The timing of Wafr’s funding announcement reflects a rapidly escalating crisis in AI infrastructure sustainability. Google’s AI expansion recently drove a record 37 percent spike in the company’s power consumption, drawing sharp criticism from environmental groups and sparking regulatory inquiries in several European jurisdictions. The water picture is equally stark: a single large-scale AI training cluster can consume millions of gallons of water per month for cooling, straining municipal water systems in arid regions where data centres tend to cluster due to land costs and tax incentives.

A 95 percent reduction in water use — if Wafr can demonstrate it at commercial scale — would be transformational for the industry. It would substantially reduce the permitting friction that has slowed data centre construction in water-stressed markets like the US Southwest, the Middle East, and southern Europe, opening up geographies that are otherwise off-limits for large cooling-intensive deployments.

Wafr is entering the market at a moment when cooling technology is attracting serious venture capital. The company faces competition from established liquid cooling specialists, immersion cooling startups, and major HVAC players who are all trying to capture share in what analysts project will be a multi-billion-dollar cooling infrastructure upgrade cycle driven by AI compute density.

Background and Context

Data centre cooling accounts for roughly 30 to 40 percent of total facility energy consumption in conventional air-cooled facilities, and the problem is intensifying as AI chips run hotter than the general-purpose server hardware they are displacing. Nvidia’s latest GPU accelerators and the custom inference chips that AI labs are increasingly developing in-house all generate substantially more heat per rack than previous generation equipment, requiring facilities to fundamentally rethink their thermal management approaches.

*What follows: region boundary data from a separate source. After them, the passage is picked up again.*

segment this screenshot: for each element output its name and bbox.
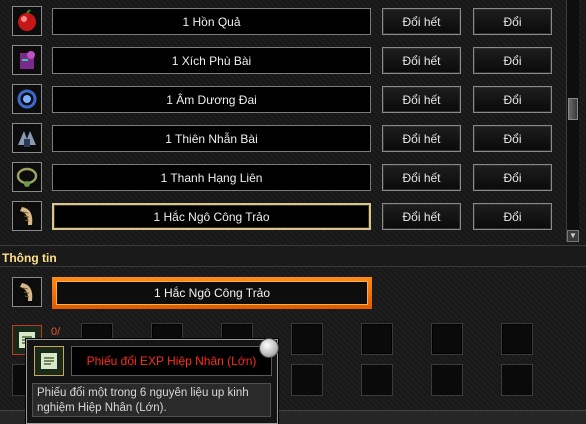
list-item: 1 Thanh Hạng Liên Đổi hết Đổi [0,160,560,199]
claw-icon[interactable] [12,201,42,231]
material-slot[interactable] [361,323,393,355]
wing-plaque-icon[interactable] [12,123,42,153]
arrow-down-icon[interactable]: ▼ [567,230,579,242]
item-name[interactable]: 1 Thiên Nhẫn Bài [52,125,371,152]
list-scrollbar[interactable]: ▼ [566,0,579,242]
exchange-button[interactable]: Đổi [473,203,552,230]
exchange-button[interactable]: Đổi [473,8,552,35]
list-item: 1 Thiên Nhẫn Bài Đổi hết Đổi [0,121,560,160]
item-name[interactable]: 1 Âm Dương Đai [52,86,371,113]
item-name-selected[interactable]: 1 Hắc Ngô Công Trảo [52,203,371,230]
exchange-all-button[interactable]: Đổi hết [382,125,461,152]
material-slot[interactable] [431,364,463,396]
exp-voucher-icon [34,346,64,376]
info-section-title: Thông tin [2,251,57,265]
exchange-all-button[interactable]: Đổi hết [382,47,461,74]
exchange-all-button[interactable]: Đổi hết [382,164,461,191]
material-slot[interactable] [361,364,393,396]
tooltip-title: Phiếu đổi EXP Hiệp Nhân (Lớn) [71,346,272,376]
selected-item-frame: 1 Hắc Ngô Công Trảo [52,277,372,309]
red-orb-icon[interactable] [12,6,42,36]
item-name[interactable]: 1 Hồn Quả [52,8,371,35]
selected-item-name: 1 Hắc Ngô Công Trảo [56,281,368,305]
purple-talisman-icon[interactable] [12,45,42,75]
material-slot[interactable] [431,323,463,355]
material-slot[interactable] [291,323,323,355]
exchange-all-button[interactable]: Đổi hết [382,8,461,35]
exchange-list-panel: 1 Hồn Quả Đổi hết Đổi 1 Xích Phù Bài Đổi… [0,0,586,246]
material-slot[interactable] [291,364,323,396]
material-slot[interactable] [501,323,533,355]
close-orb-icon[interactable] [259,338,279,358]
item-tooltip: Phiếu đổi EXP Hiệp Nhân (Lớn) Phiếu đổi … [26,338,279,424]
blue-belt-icon[interactable] [12,84,42,114]
exchange-button[interactable]: Đổi [473,47,552,74]
material-slot[interactable] [501,364,533,396]
material-count: 0/ [51,326,61,338]
exchange-button[interactable]: Đổi [473,86,552,113]
item-name[interactable]: 1 Xích Phù Bài [52,47,371,74]
exchange-button[interactable]: Đổi [473,164,552,191]
item-name[interactable]: 1 Thanh Hạng Liên [52,164,371,191]
exchange-all-button[interactable]: Đổi hết [382,86,461,113]
scroll-thumb[interactable] [568,98,578,120]
claw-icon [12,277,42,307]
exchange-all-button[interactable]: Đổi hết [382,203,461,230]
tooltip-description: Phiếu đổi một trong 6 nguyên liệu up kin… [32,383,271,417]
list-item: 1 Âm Dương Đai Đổi hết Đổi [0,82,560,121]
exchange-button[interactable]: Đổi [473,125,552,152]
list-item: 1 Xích Phù Bài Đổi hết Đổi [0,43,560,82]
list-item: 1 Hắc Ngô Công Trảo Đổi hết Đổi [0,199,560,238]
list-item: 1 Hồn Quả Đổi hết Đổi [0,4,560,43]
green-necklace-icon[interactable] [12,162,42,192]
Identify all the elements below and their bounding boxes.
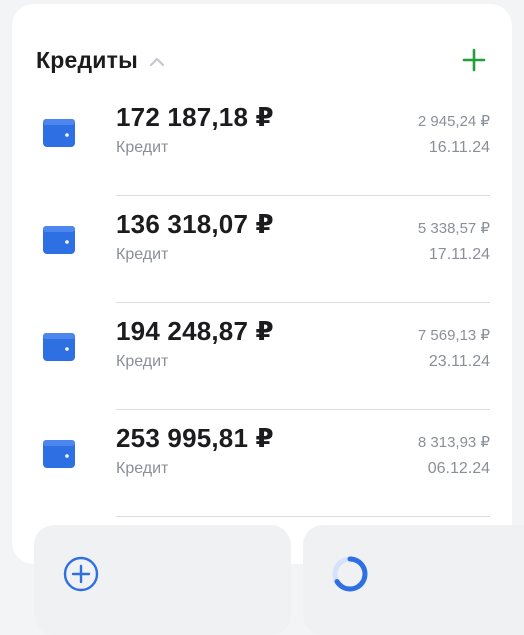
loan-item[interactable]: 194 248,87 ₽ Кредит 7 569,13 ₽ 23.11.24	[36, 304, 490, 410]
section-title: Кредиты	[36, 46, 138, 73]
add-product-tile[interactable]	[34, 525, 291, 635]
loan-amount: 136 318,07 ₽	[116, 209, 274, 239]
loan-payment: 7 569,13 ₽	[417, 327, 490, 344]
wallet-icon	[43, 119, 75, 147]
loan-item[interactable]: 172 187,18 ₽ Кредит 2 945,24 ₽ 16.11.24	[36, 90, 490, 196]
loan-payment: 2 945,24 ₽	[417, 113, 490, 130]
loan-amount: 172 187,18 ₽	[116, 102, 274, 132]
status-tile[interactable]	[303, 525, 524, 635]
chevron-up-icon[interactable]	[148, 56, 166, 68]
plus-circle-icon	[63, 556, 99, 592]
loan-payment: 8 313,93 ₽	[417, 434, 490, 451]
plus-icon	[462, 48, 486, 72]
loan-type: Кредит	[116, 139, 169, 156]
loan-payment: 5 338,57 ₽	[417, 220, 490, 237]
loan-type: Кредит	[116, 460, 169, 477]
row-divider	[116, 409, 490, 410]
loan-item[interactable]: 136 318,07 ₽ Кредит 5 338,57 ₽ 17.11.24	[36, 197, 490, 303]
loan-date: 17.11.24	[428, 246, 490, 263]
credits-header: Кредиты	[36, 42, 488, 78]
wallet-icon	[43, 226, 75, 254]
loading-ring-icon	[332, 556, 368, 592]
wallet-icon	[43, 440, 75, 468]
loan-date: 16.11.24	[428, 139, 490, 156]
add-credit-button[interactable]	[460, 46, 488, 74]
loan-item[interactable]: 253 995,81 ₽ Кредит 8 313,93 ₽ 06.12.24	[36, 411, 490, 517]
credits-card: Кредиты 172 187,18 ₽ Кредит 2 945,24 ₽ 1…	[12, 4, 512, 564]
row-divider	[116, 195, 490, 196]
loan-type: Кредит	[116, 353, 169, 370]
row-divider	[116, 516, 490, 517]
wallet-icon	[43, 333, 75, 361]
loan-amount: 253 995,81 ₽	[116, 423, 274, 453]
loan-type: Кредит	[116, 246, 169, 263]
loan-date: 23.11.24	[428, 353, 490, 370]
loan-date: 06.12.24	[427, 460, 490, 477]
row-divider	[116, 302, 490, 303]
loan-amount: 194 248,87 ₽	[116, 316, 274, 346]
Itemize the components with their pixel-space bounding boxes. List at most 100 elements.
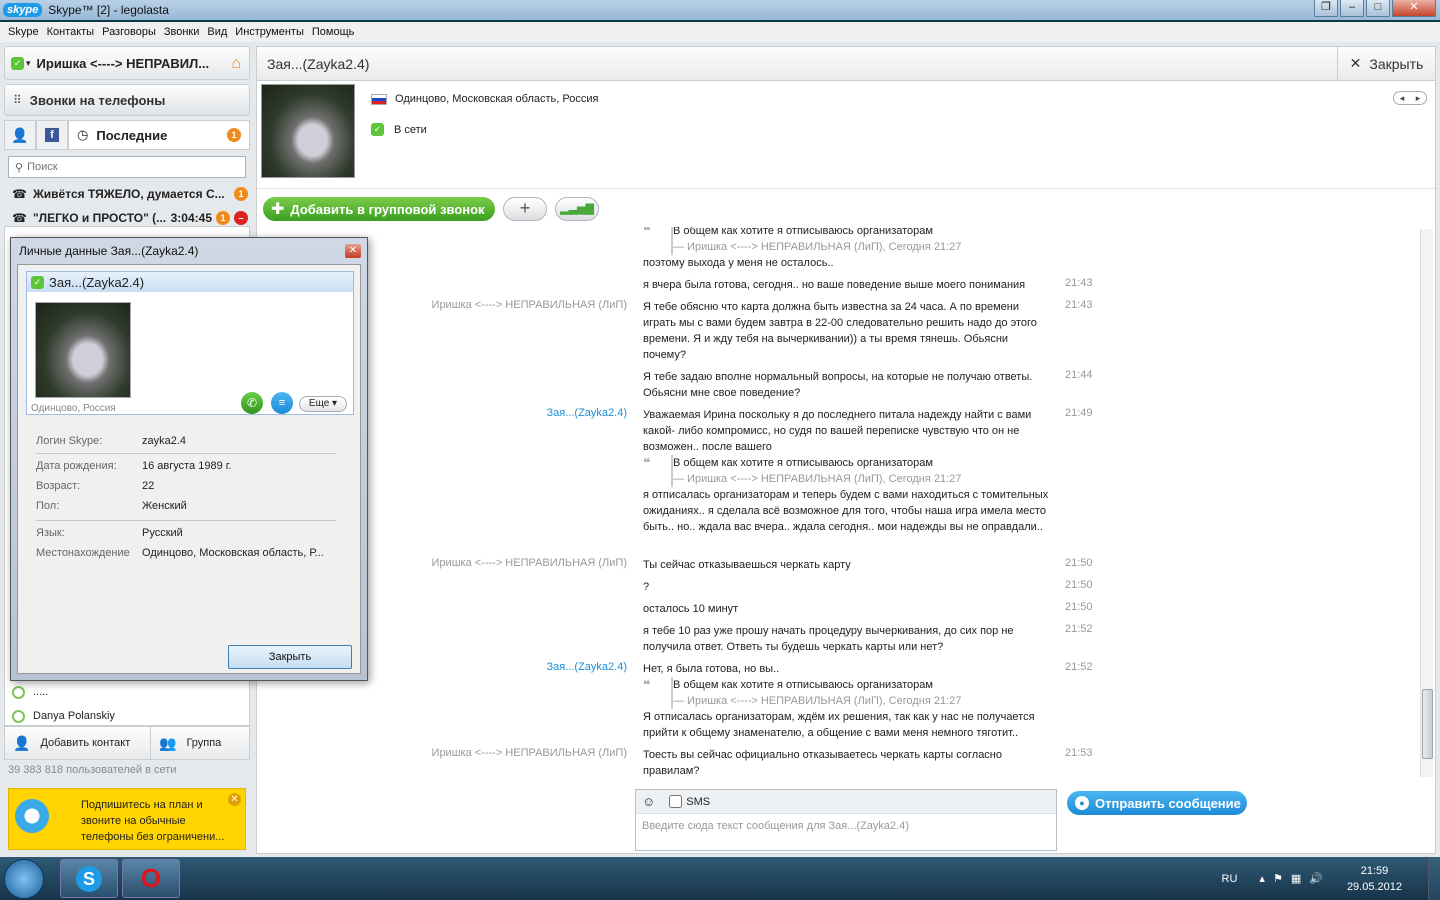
dialog-close-button[interactable]: Закрыть: [228, 645, 352, 669]
message-text: ?: [643, 581, 650, 593]
action-center-icon[interactable]: ⚑: [1273, 873, 1291, 885]
profile-pager[interactable]: ◂ ▸: [1393, 91, 1427, 105]
avatar[interactable]: [261, 84, 355, 178]
call-quality-button[interactable]: ▂▃▅▇: [555, 197, 599, 221]
search-box[interactable]: ⚲: [8, 156, 246, 178]
field-value: Одинцово, Московская область, Р...: [142, 547, 324, 559]
message-time: 21:52: [1065, 661, 1093, 673]
window-title: Skype™ [2] - legolasta: [48, 3, 169, 17]
conversation-item[interactable]: ☎ "ЛЕГКО и ПРОСТО" (... 3:04:45 1 –: [12, 208, 248, 228]
add-group-call-button[interactable]: ✚ Добавить в групповой звонок: [263, 197, 495, 221]
hangup-icon[interactable]: –: [234, 211, 248, 225]
field-location: Местонахождение Одинцово, Московская обл…: [36, 547, 336, 563]
tab-recent-label: Последние: [96, 127, 168, 143]
taskbar-skype[interactable]: S: [60, 859, 118, 898]
conversation-item[interactable]: ☎ Живётся ТЯЖЕЛО, думается С... 1: [12, 184, 248, 204]
menu-view[interactable]: Вид: [203, 26, 231, 38]
search-icon: ⚲: [15, 161, 24, 174]
message-time: 21:43: [1065, 299, 1093, 311]
phone-icon: ☎: [12, 211, 27, 225]
sms-label: SMS: [686, 795, 711, 808]
show-hidden-icon[interactable]: ▴: [1259, 873, 1273, 885]
message-sender[interactable]: Иришка <----> НЕПРАВИЛЬНАЯ (ЛиП): [432, 299, 627, 311]
recent-badge: 1: [227, 128, 241, 142]
promo-close-icon[interactable]: ✕: [228, 793, 241, 806]
show-desktop-button[interactable]: [1428, 857, 1440, 900]
user-status-box[interactable]: ✓ ▾ Иришка <----> НЕПРАВИЛ... ⌂: [4, 46, 250, 80]
phone-calls-button[interactable]: ⠿ Звонки на телефоны: [4, 84, 250, 116]
chevron-down-icon: ▾: [26, 57, 31, 68]
promo-banner[interactable]: Подпишитесь на план и звоните на обычные…: [8, 788, 246, 850]
message-text: Я тебе обясню что карта должна быть изве…: [643, 301, 1037, 361]
network-icon[interactable]: ▦: [1291, 873, 1309, 885]
quote-text: В общем как хотите я отписываюсь организ…: [671, 455, 933, 471]
message-composer: ☺ SMS Введите сюда текст сообщения для З…: [635, 789, 1057, 851]
tab-recent[interactable]: ◷ Последние 1: [68, 120, 250, 150]
message-text: Ты сейчас отказываешься черкать карту: [643, 559, 851, 571]
minimize-button[interactable]: –: [1340, 0, 1364, 17]
contact-item[interactable]: .....: [12, 682, 242, 702]
message-scrollbar[interactable]: [1420, 229, 1433, 777]
menu-calls[interactable]: Звонки: [160, 26, 204, 38]
promo-text: Подпишитесь на план и звоните на обычные…: [81, 799, 225, 843]
clock-time: 21:59: [1360, 864, 1389, 877]
dialog-body: ✓ Зая...(Zayka2.4) Одинцово, Россия ✆ ≡ …: [17, 264, 361, 674]
message-text: я отписалась организаторам и теперь буде…: [643, 489, 1049, 533]
menu-tools[interactable]: Инструменты: [231, 26, 308, 38]
message-sender[interactable]: Иришка <----> НЕПРАВИЛЬНАЯ (ЛиП): [432, 557, 627, 569]
prev-icon[interactable]: ◂: [1400, 92, 1405, 104]
tray-icons: ▴⚑▦🔊: [1259, 872, 1331, 885]
field-value: Женский: [142, 500, 187, 512]
field-label: Логин Skype:: [36, 435, 103, 447]
close-chat-button[interactable]: ✕ Закрыть: [1337, 47, 1435, 80]
start-button[interactable]: [4, 859, 44, 899]
phone-icon: ✆: [246, 396, 258, 410]
chat-bubble-icon: ●: [1075, 796, 1089, 810]
location-line: Одинцово, Московская область, Россия: [371, 93, 598, 105]
add-button[interactable]: +: [503, 197, 547, 221]
more-button[interactable]: Еще ▾: [299, 396, 347, 412]
search-input[interactable]: [27, 161, 228, 173]
restore-button[interactable]: ❐: [1314, 0, 1338, 17]
contact-item[interactable]: Danya Polanskiy: [12, 706, 242, 726]
volume-icon[interactable]: 🔊: [1309, 873, 1331, 885]
message-sender[interactable]: Зая...(Zayka2.4): [547, 407, 627, 419]
profile-area: Одинцово, Московская область, Россия ✓ В…: [257, 81, 1435, 189]
emoticon-icon[interactable]: ☺: [642, 794, 655, 809]
clock-date: 29.05.2012: [1346, 880, 1402, 893]
close-window-button[interactable]: ✕: [1392, 0, 1436, 17]
clock[interactable]: 21:59 29.05.2012: [1347, 863, 1402, 895]
menu-contacts[interactable]: Контакты: [43, 26, 99, 38]
message-time: 21:43: [1065, 277, 1093, 289]
call-button[interactable]: ✆: [241, 392, 263, 414]
add-contact-button[interactable]: 👤 Добавить контакт: [5, 727, 151, 759]
skype-logo: skype: [3, 3, 43, 17]
taskbar-opera[interactable]: O: [122, 859, 180, 898]
send-message-button[interactable]: ● Отправить сообщение: [1067, 791, 1247, 815]
quote-meta: — Иришка <----> НЕПРАВИЛЬНАЯ (ЛиП), Сего…: [671, 239, 962, 255]
taskbar: S O RU ▴⚑▦🔊 21:59 29.05.2012: [0, 857, 1440, 900]
menu-help[interactable]: Помощь: [308, 26, 359, 38]
tab-contacts[interactable]: 👤: [4, 120, 36, 150]
group-button[interactable]: 👥 Группа: [151, 727, 221, 759]
maximize-button[interactable]: □: [1366, 0, 1390, 17]
chat-button[interactable]: ≡: [271, 392, 293, 414]
message-time: 21:50: [1065, 601, 1093, 613]
message-text: Нет, я была готова, но вы..: [643, 663, 780, 675]
home-icon[interactable]: ⌂: [231, 55, 241, 73]
tab-facebook[interactable]: f: [36, 120, 68, 150]
message-sender[interactable]: Иришка <----> НЕПРАВИЛЬНАЯ (ЛиП): [432, 747, 627, 759]
message-input[interactable]: Введите сюда текст сообщения для Зая...(…: [636, 814, 1056, 838]
field-birthdate: Дата рождения: 16 августа 1989 г.: [36, 460, 336, 476]
dialog-close-icon[interactable]: ✕: [345, 244, 361, 258]
field-value: zayka2.4: [142, 435, 187, 447]
online-line: ✓ В сети: [371, 123, 427, 136]
message-sender[interactable]: Зая...(Zayka2.4): [547, 661, 627, 673]
contact-card: ✓ Зая...(Zayka2.4) Одинцово, Россия ✆ ≡ …: [26, 271, 354, 415]
sms-checkbox[interactable]: [669, 795, 683, 808]
scroll-thumb[interactable]: [1422, 689, 1433, 759]
menu-conversations[interactable]: Разговоры: [98, 26, 160, 38]
language-indicator[interactable]: RU: [1222, 873, 1238, 885]
next-icon[interactable]: ▸: [1416, 92, 1421, 104]
menu-skype[interactable]: Skype: [4, 26, 43, 38]
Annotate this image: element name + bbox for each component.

Microsoft’s $2.5 billion Frontier Company initiative has made AI infrastructure deployment at scale a central industry challenge, and the bottleneck is increasingly physical — power grid connections, water availability, and cooling capacity — rather than software or model capability. Wafr’s technology, if it scales as claimed, would remove one of the three key physical constraints limiting where and how fast AI data centres can be built.

What Comes Next

Wafr’s next milestone will be the construction and commissioning of its first commercial data centre in Canada, which the company says will also serve as a proof-of-concept facility for potential enterprise customers. Success there will be critical for closing the remaining $200 million in financing and attracting the named anchor customers it will need to pursue its US and European expansion plans.

The broader question is whether Wafr can move fast enough. AI data centre construction timelines are compressing as hyperscalers race to provision compute for the next generation of AI model training. A cooling technology that requires a purpose-built thermal battery installation will face competition from faster-to-deploy alternatives, including modular liquid cooling systems that can be retrofitted into existing facilities. How Wafr positions its technology for both new builds and retrofits will likely determine how large a share of the market it can capture.